Steve Wynne.
"At the end of 1978 the Hailwood Ducati was sold unrestored and as used - complete with Donington crash scrapes - to a Japanese collector. This was the same engine and chassis - both bearing nos. 088238 - that Mike had used at Mallory, Donington and Silverstone, and therefore the same chassis he won the TT with, too - and in my book, it's the chassis that determines a bike's identity. Mike Hailwood sat in that seat to win the TT, and nobody else ever did so on a race track after that Silverstone meeting, until you came to ride it here at Mallory today. The second bike that Roger Nicholls rode in the TT, when he retired with a broken oil level inspection window, of all things, was purchased from the factory by the then British Ducati importers Coburn & Hughes, who then refused to sell it on to me as my original deal with Ducati had been, but instead turned it into the first ‘Hailwood TT-winner' forgery. They later sold it to a German enthusiast together with a letter certifying it was the Hailwood bike, which it most assuredly never was - Mike never even rode even a single practice lap on the bike, and anyway the importers had no involvement whatsoever with our race effort, so they couldn't have known which bike was which.
"I still owned not only the blown-up TT-winning engine, but also the disastrous full-works 950F1 bike ridden to fifth place in the 1979 TT by Mike, which I'd been too disgusted with to dispose of! In 1982, I decided to enter myself in the Daytona BoTT race, using the 1979 chassis which Ron Williams of Maxton had by now transformed from a camel into a thoroughbred handling-wise, in which I installed the 1978 engine that I'd heavily modified while rebuilding it, in search of more power.
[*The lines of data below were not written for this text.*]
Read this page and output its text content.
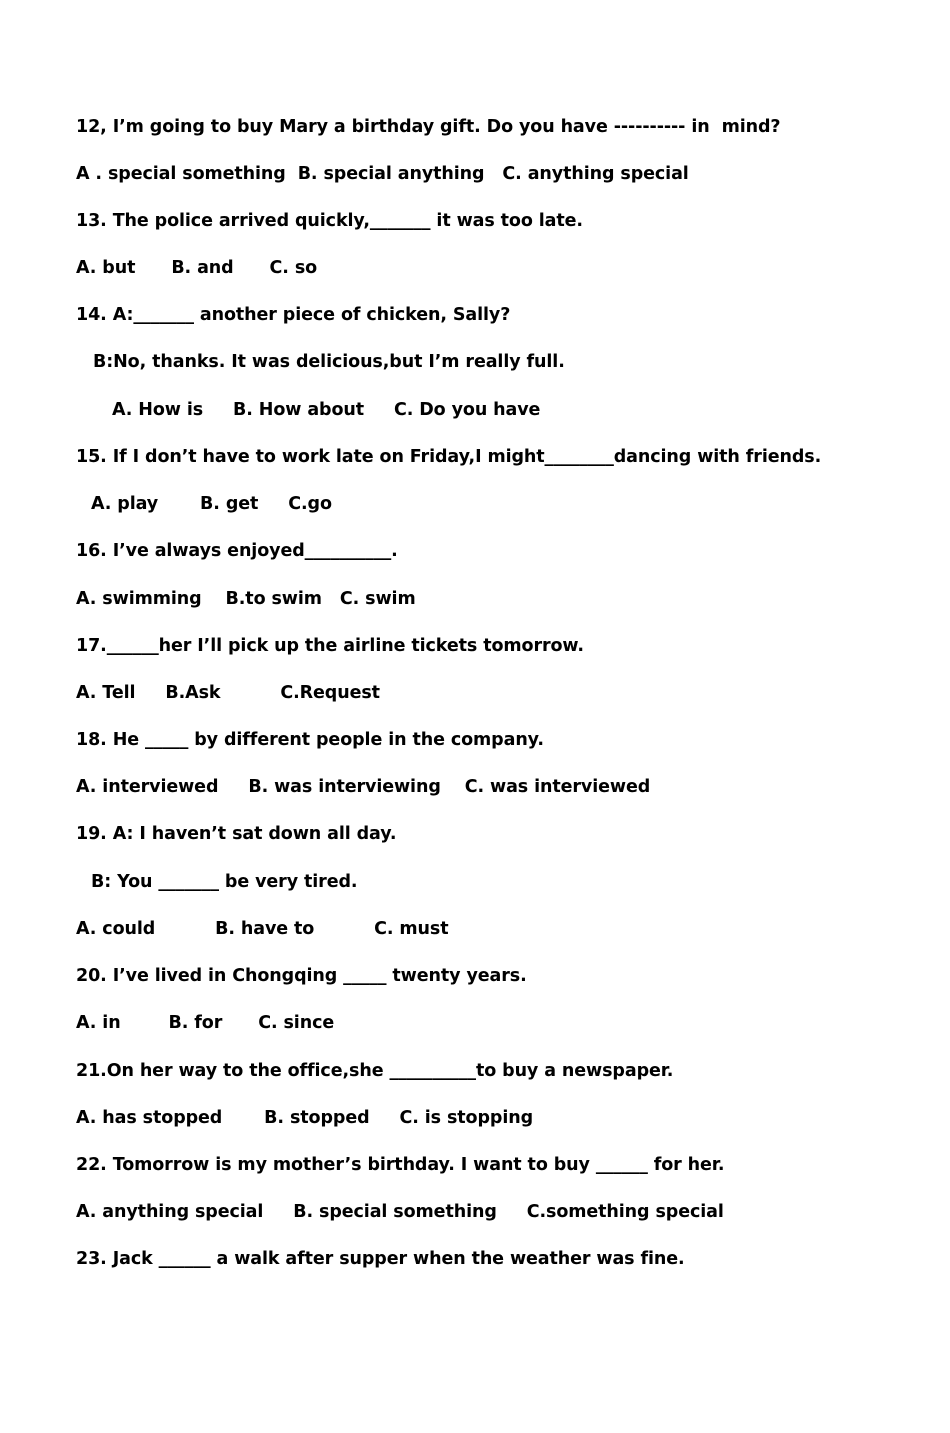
12, I’m going to buy Mary a birthday gift. Do you have ---------- in  mind?
A . special something  B. special anything   C. anything special
13. The police arrived quickly,_______ it was too late.
A. but      B. and      C. so
14. A:_______ another piece of chicken, Sally?
B:No, thanks. It was delicious,but I’m really full.
A. How is     B. How about     C. Do you have
15. If I don’t have to work late on Friday,I might________dancing with friends.
A. play       B. get     C.go
16. I’ve always enjoyed__________.
A. swimming    B.to swim   C. swim
17.______her I’ll pick up the airline tickets tomorrow.
A. Tell     B.Ask          C.Request
18. He _____ by different people in the company.
A. interviewed     B. was interviewing    C. was interviewed
19. A: I haven’t sat down all day.
B: You _______ be very tired.
A. could          B. have to          C. must
20. I’ve lived in Chongqing _____ twenty years.
A. in        B. for      C. since
21.On her way to the office,she __________to buy a newspaper.
A. has stopped       B. stopped     C. is stopping
22. Tomorrow is my mother’s birthday. I want to buy ______ for her.
A. anything special     B. special something     C.something special
23. Jack ______ a walk after supper when the weather was fine.
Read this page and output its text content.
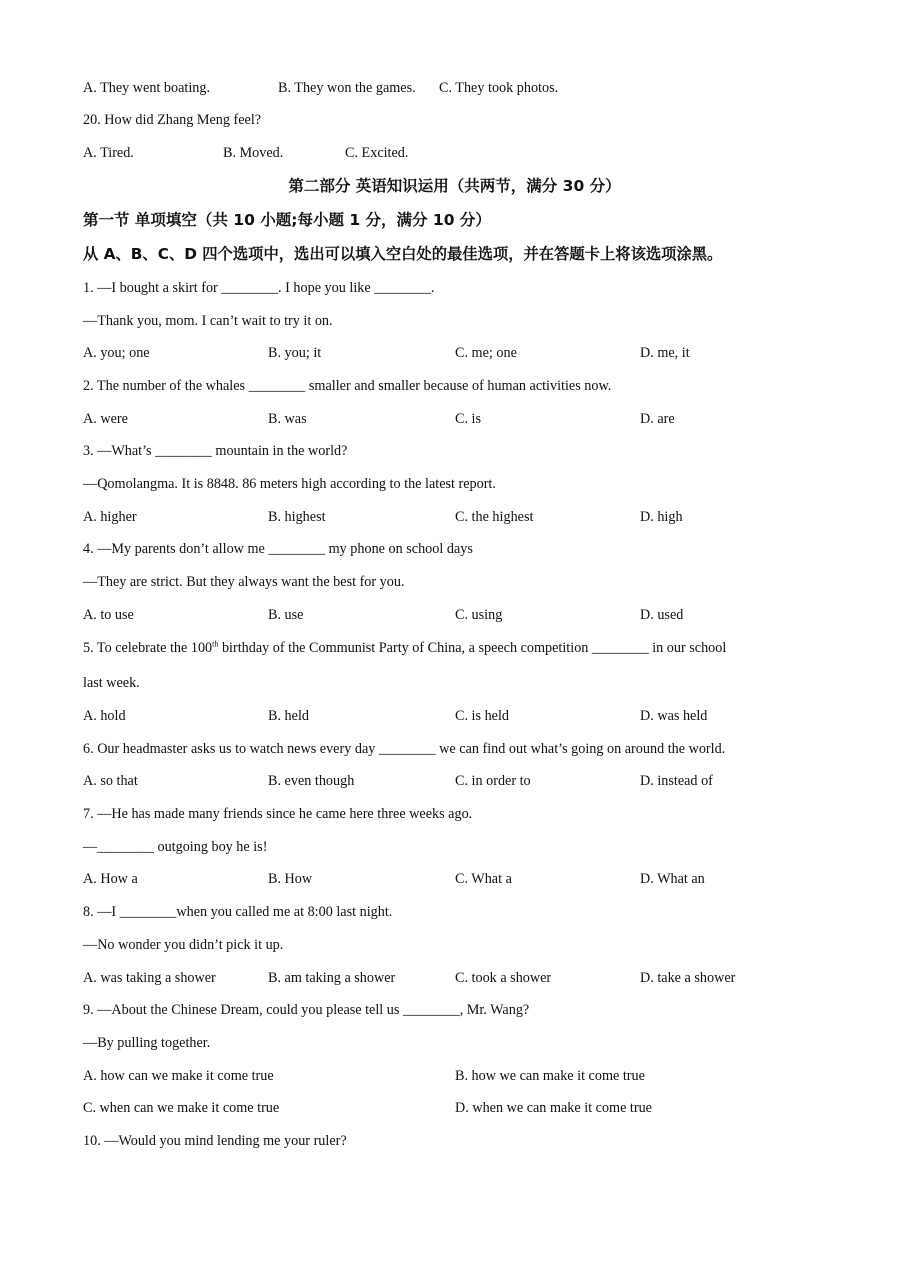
A. They went boating.	B. They won the games. C. They took photos.
20. How did Zhang Meng feel?
A. Tired.	B. Moved.	C. Excited.
第二部分 英语知识运用（共两节，满分 30 分）
第一节 单项填空（共 10 小题;每小题 1 分，满分 10 分）
从 A、B、C、D 四个选项中，选出可以填入空白处的最佳选项，并在答题卡上将该选项涂黑。
1. —I bought a skirt for ________. I hope you like ________.
—Thank you, mom. I can’t wait to try it on.
A. you; one	B. you; it	C. me; one	D. me, it
2. The number of the whales ________ smaller and smaller because of human activities now.
A. were	B. was	C. is	D. are
3. —What’s ________ mountain in the world?
—Qomolangma. It is 8848. 86 meters high according to the latest report.
A. higher	B. highest	C. the highest	D. high
4. —My parents don’t allow me ________ my phone on school days
—They are strict. But they always want the best for you.
A. to use	B. use	C. using	D. used
5. To celebrate the 100th birthday of the Communist Party of China, a speech competition ________ in our school
last week.
A. hold	B. held	C. is held	D. was held
6. Our headmaster asks us to watch news every day ________ we can find out what’s going on around the world.
A. so that	B. even though	C. in order to	D. instead of
7. —He has made many friends since he came here three weeks ago.
—________ outgoing boy he is!
A. How a	B. How	C. What a	D. What an
8. —I ________when you called me at 8:00 last night.
—No wonder you didn’t pick it up.
A. was taking a shower	B. am taking a shower	C. took a shower	D. take a shower
9. —About the Chinese Dream, could you please tell us ________, Mr. Wang?
—By pulling together.
A. how can we make it come true	B. how we can make it come true
C. when can we make it come true	D. when we can make it come true
10. —Would you mind lending me your ruler?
The blow-up had meant that timing gears, crank, big bore pistons and cylinders, valves, gearbox etc. were all replacements, which basically only meant the crankcases and head castings were original Hailwood TT items, even if modified inside. However, I'd overdone the tuning, and at Daytona the crankcases split, which being special sandcast units were irreplaceable, and unrepairable. So for a second time the engine was hidden away under a bench!
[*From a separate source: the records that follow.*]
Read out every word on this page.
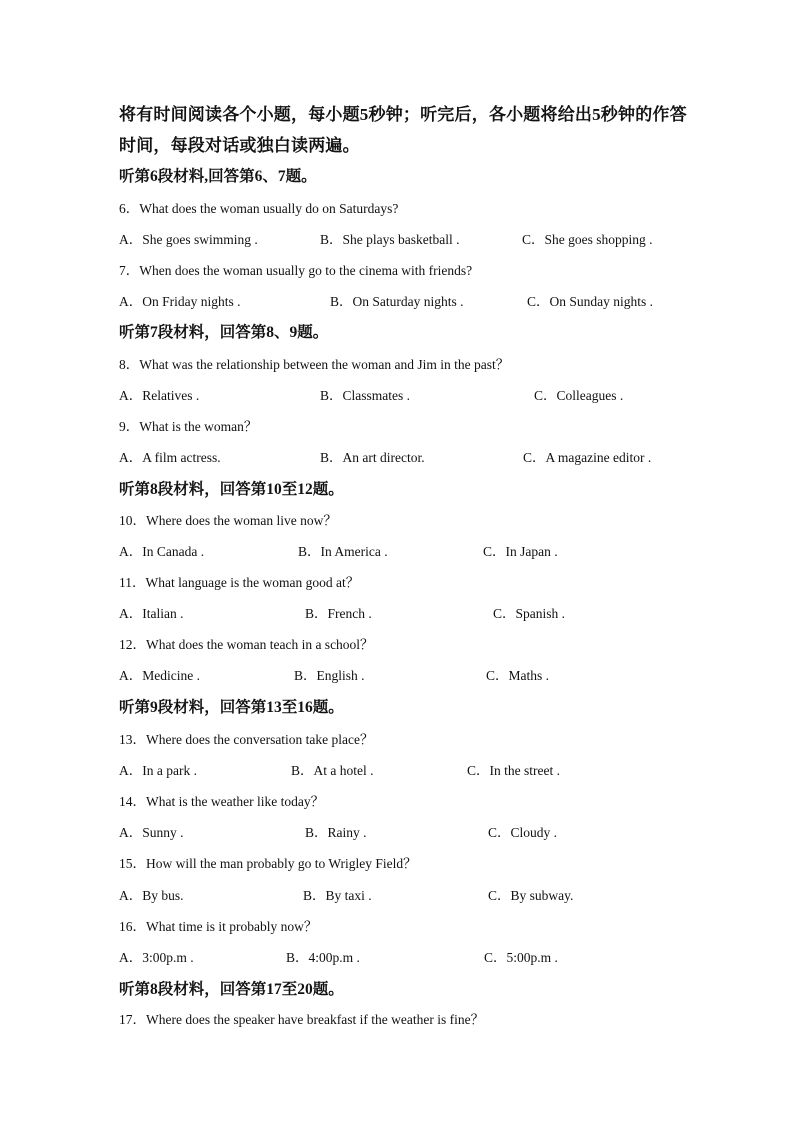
将有时间阅读各个小题，每小题5秒钟；听完后，各小题将给出5秒钟的作答
时间，每段对话或独白读两遍。
听第6段材料,回答第6、7题。
6．What does the woman usually do on Saturdays?
A．She goes swimming .	B．She plays basketball .	C．She goes shopping .
7．When does the woman usually go to the cinema with friends?
A．On Friday nights .	B．On Saturday nights .	C．On Sunday nights .
听第7段材料，回答第8、9题。
8．What was the relationship between the woman and Jim in the past？
A．Relatives .	B．Classmates .	C．Colleagues .
9．What is the woman？
A．A film actress.	B．An art director.	C．A magazine editor .
听第8段材料，回答第10至12题。
10．Where does the woman live now？
A．In Canada .	B．In America .	C．In Japan .
11．What language is the woman good at？
A．Italian .	B．French .	C．Spanish .
12．What does the woman teach in a school？
A．Medicine .	B．English .	C．Maths .
听第9段材料，回答第13至16题。
13．Where does the conversation take place？
A．In a park .	B．At a hotel .	C．In the street .
14．What is the weather like today？
A．Sunny .	B．Rainy .	C．Cloudy .
15．How will the man probably go to Wrigley Field？
A．By bus.	B．By taxi .	C．By subway.
16．What time is it probably now？
A．3:00p.m .	B．4:00p.m .	C．5:00p.m .
听第8段材料，回答第17至20题。
17．Where does the speaker have breakfast if the weather is fine？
"A year or so later the next confidence trickster appeared on the scene, contacting me from the USA purporting to be the world's biggest Hailwood fan. Did I even have just a nut or bolt off the original Hailwood bike lying around which he could have to worship? Being a gullible type, I informed him that I still had the TT-winning engine, even though it was scrap and heavily modified, plus a spare wheel and a damaged fork slider that apart from the trashed fairing was the only casualty of the Donington crash. I sold him the stuff for just a few pounds - then a year or so later I find 'The Original TT-Winning Mike Hailwood Ducati' has gone up for sale in the USA, completely cloned from just a cracked crankcase and a broken fork leg! After correspondence between myself and the buyer of this fake, the purchaser then sued the man who created it, and the bike itself ended up in the hands of a third party, who broke it up and offered the cracked crankcases and other modified parts for sale!
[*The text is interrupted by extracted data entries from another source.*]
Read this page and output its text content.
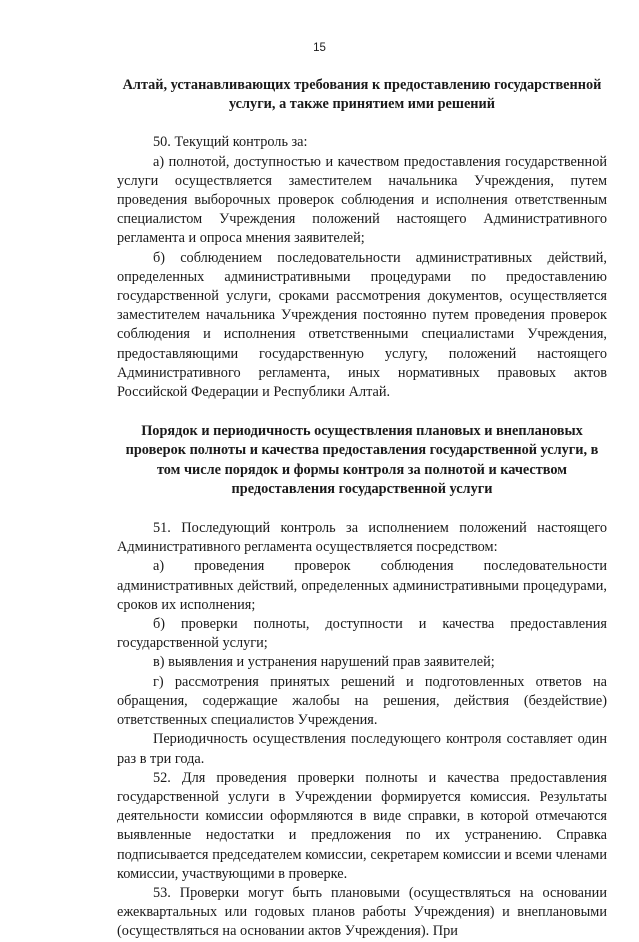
15

Алтай, устанавливающих требования к предоставлению государственной услуги, а также принятием ими решений

50. Текущий контроль за:

а) полнотой, доступностью и качеством предоставления государственной услуги осуществляется заместителем начальника Учреждения, путем проведения выборочных проверок соблюдения и исполнения ответственным специалистом Учреждения положений настоящего Административного регламента и опроса мнения заявителей;

б) соблюдением последовательности административных действий, определенных административными процедурами по предоставлению государственной услуги, сроками рассмотрения документов, осуществляется заместителем начальника Учреждения постоянно путем проведения проверок соблюдения и исполнения ответственными специалистами Учреждения, предоставляющими государственную услугу, положений настоящего Административного регламента, иных нормативных правовых актов Российской Федерации и Республики Алтай.

Порядок и периодичность осуществления плановых и внеплановых проверок полноты и качества предоставления государственной услуги, в том числе порядок и формы контроля за полнотой и качеством предоставления государственной услуги

51. Последующий контроль за исполнением положений настоящего Административного регламента осуществляется посредством:

а) проведения проверок соблюдения последовательности административных действий, определенных административными процедурами, сроков их исполнения;

б) проверки полноты, доступности и качества предоставления государственной услуги;

в) выявления и устранения нарушений прав заявителей;

г) рассмотрения принятых решений и подготовленных ответов на обращения, содержащие жалобы на решения, действия (бездействие) ответственных специалистов Учреждения.

Периодичность осуществления последующего контроля составляет один раз в три года.

52. Для проведения проверки полноты и качества предоставления государственной услуги в Учреждении формируется комиссия. Результаты деятельности комиссии оформляются в виде справки, в которой отмечаются выявленные недостатки и предложения по их устранению. Справка подписывается председателем комиссии, секретарем комиссии и всеми членами комиссии, участвующими в проверке.

53. Проверки могут быть плановыми (осуществляться на основании ежеквартальных или годовых планов работы Учреждения) и внеплановыми (осуществляться на основании актов Учреждения). При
"Meanwhile, the genuine bike reappeared from Japan in 1996, and was sold at auction in Los Angeles to the present owners Larry and Mark Aurtiana, who generously insisted it be returned to the race track this year [1998 - AC], to honor the 20th anniversary of Mike's victories. You're doing the honoring here at Mallory Park, while Phil Read will ride it in the TT Parade Lap - and I can assure everyone who sees the bike or reads this article that this is indeed the genuine Hailwood Ducati, and as the idiot who sold to Japan for £5000 in 1978 and tried unsuccessfully to buy it back at auction in 1996 with a failed bid of £80,000, I have absolutely no axe to grind about its authenticity! In fact, of all people involved, I'd be very unlikely to try to put up that much money to buy a forgery! The original engine with matching numbers that came with the bike when new is still installed in it - the one which Mike used in practice at the TT and won the race with at Mallory - together with every nut, bolt and washer that he raced with during the 1978 season. Odd bits do exist elsewhere which were used at some stage by Mike, but that's the nature of racing's wear and tear. This motorcycle is history on wheels, and to see it being used in something approaching anger here today, at the scene of its last race victory, has been very moving - as well as a vivid reminder of how much of a loss it is that Mike can't be with us himself at the TT to commemorate what is arguably his most famous victory."